MTD pilot scheme

Voluntary sign-ups for HMRC’s Making Tax Digital (MTD) for Income Tax pilot has decreased from 877 in the pilot’s first year to only 26 in the 2020-21 tax year.

Accountancy firm, Saffrey Champness, obtained the data through a Freedom of Information (FOI) request. The data indicates that 1,015 taxpayers have voluntarily signed up for the pilot since it was launched in 2018. Out of the voluntary sign-ups, 218 are landlords with property income, and from 2021-22 year there were only six reported sign-ups.

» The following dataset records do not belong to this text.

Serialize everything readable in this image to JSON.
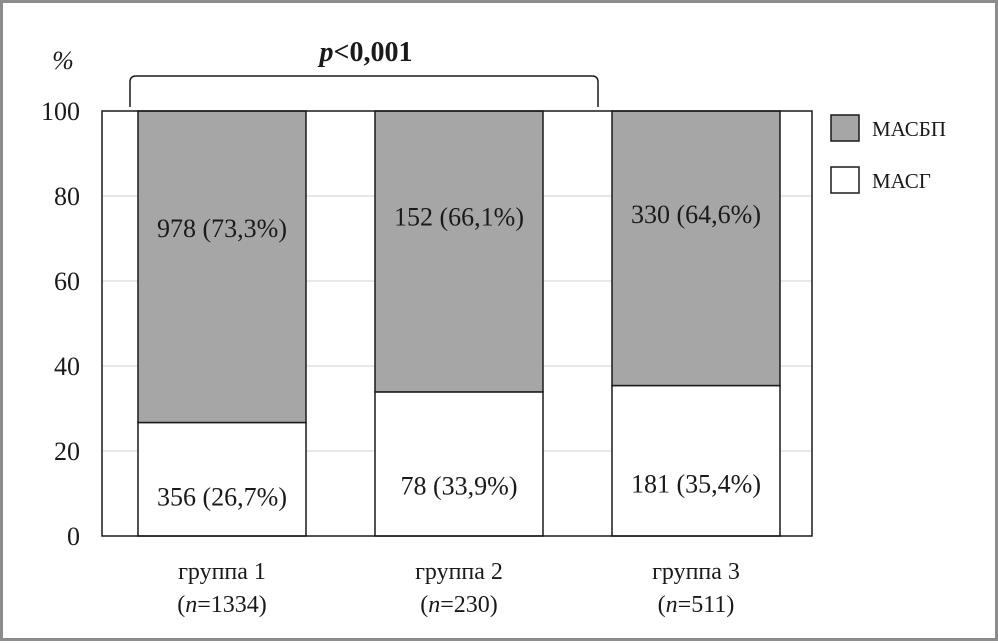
{
  "chart_data": {
    "type": "bar",
    "stacked": true,
    "y_unit": "%",
    "ylim": [
      0,
      100
    ],
    "yticks": [
      0,
      20,
      40,
      60,
      80,
      100
    ],
    "grid": true,
    "legend_position": "right",
    "significance": "<0,001",
    "significance_var": "p",
    "categories": [
      {
        "name": "группа 1",
        "n_label": "(n=1334)",
        "n_var": "n",
        "n_value": "=1334)"
      },
      {
        "name": "группа 2",
        "n_label": "(n=230)",
        "n_var": "n",
        "n_value": "=230)"
      },
      {
        "name": "группа 3",
        "n_label": "(n=511)",
        "n_var": "n",
        "n_value": "=511)"
      }
    ],
    "series": [
      {
        "name": "МАСГ",
        "color": "#ffffff",
        "values": [
          26.7,
          33.9,
          35.4
        ],
        "labels": [
          "356 (26,7%)",
          "78 (33,9%)",
          "181 (35,4%)"
        ]
      },
      {
        "name": "МАСБП",
        "color": "#a6a6a6",
        "values": [
          73.3,
          66.1,
          64.6
        ],
        "labels": [
          "978 (73,3%)",
          "152 (66,1%)",
          "330 (64,6%)"
        ]
      }
    ]
  }
}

This low participation rate has been worrying accountants due to concerns about the extent of the testing of the MTD system. 4.3m self-employed people and landlords are expected to use this when they are moved over to the new system in April 2024.

Why is turnout so low?

A reason for the low numbers could be that HMRC restricts the number of participants in the early stages of pilots such as this one, so they can ‘provide additional support to the first customers in the service before testing at scale’. However, despite this caveat, Zena Hanks, a partner at Saffery Champness, described the numbers as ‘stark’. Ms Hanks warned that the low take-up could result in problems if the MTD system goes live without a representative number of participants testing it first.

Ms Hanks went on to say:

‘…The relatively small number of participants involved in the pilot isn’t likely to fill people with confidence in the effectiveness of that testing, or indeed the results it has yielded thus far. While there may be benefits to HMRC keeping the number of guinea pigs in the Making Tax Digital Income Tax pilot fairly small, as any issues that arise can be handled with only a few taxpayers affected, it’s hardly a vote of confidence in the new system. Nor does it indicate much eagerness on the part of taxpayers and their agents to embrace the new system, given that by HMRC’s own calculation over one million sole traders and landlords are currently eligible for the pilot.’

MTD ITSA

Once MTD for Income Tax Self-Assessment (MTD ITSA) comes into effect, about a third of taxpayers who are signed up to self-assessment and have either income from a business or property exceeding £10,000 per year, will have to keep digital records. These will have to be filed to HMRC every quarter, using third-party software, replacing the traditional annual tax return.

Users of the new system will have to choose from a government-approved list of software providers. Some offer a free service, but tax specialists have warned these will likely only be suitable for those who have very basic tax affairs. Therefore, it is likely many people will have to pay for the use of their choice of software.

A spokesperson for HMRC said the following:

‘We are working closely with customers and software providers on the introduction of MTD ITSA. As part of this work, we are running a controlled pilot where we can guide users through the MTD process and evaluate their feedback.’

‘As we expand the pilot, we will continue to manage the pilot in a controlled way. This is best done working through software providers so we can test different sources of income in a planned and controlled manner. We will intentionally keep initial numbers low so we can provide additional support to the first customers in the service before testing at scale.’

MTD is described by HMRC as the first phase of the move towards a modern, digital tax service fit for the 21st century. Ultimately, it is designed to make the tax system more resilient and effective, to boost business productivity, and better support taxpayers.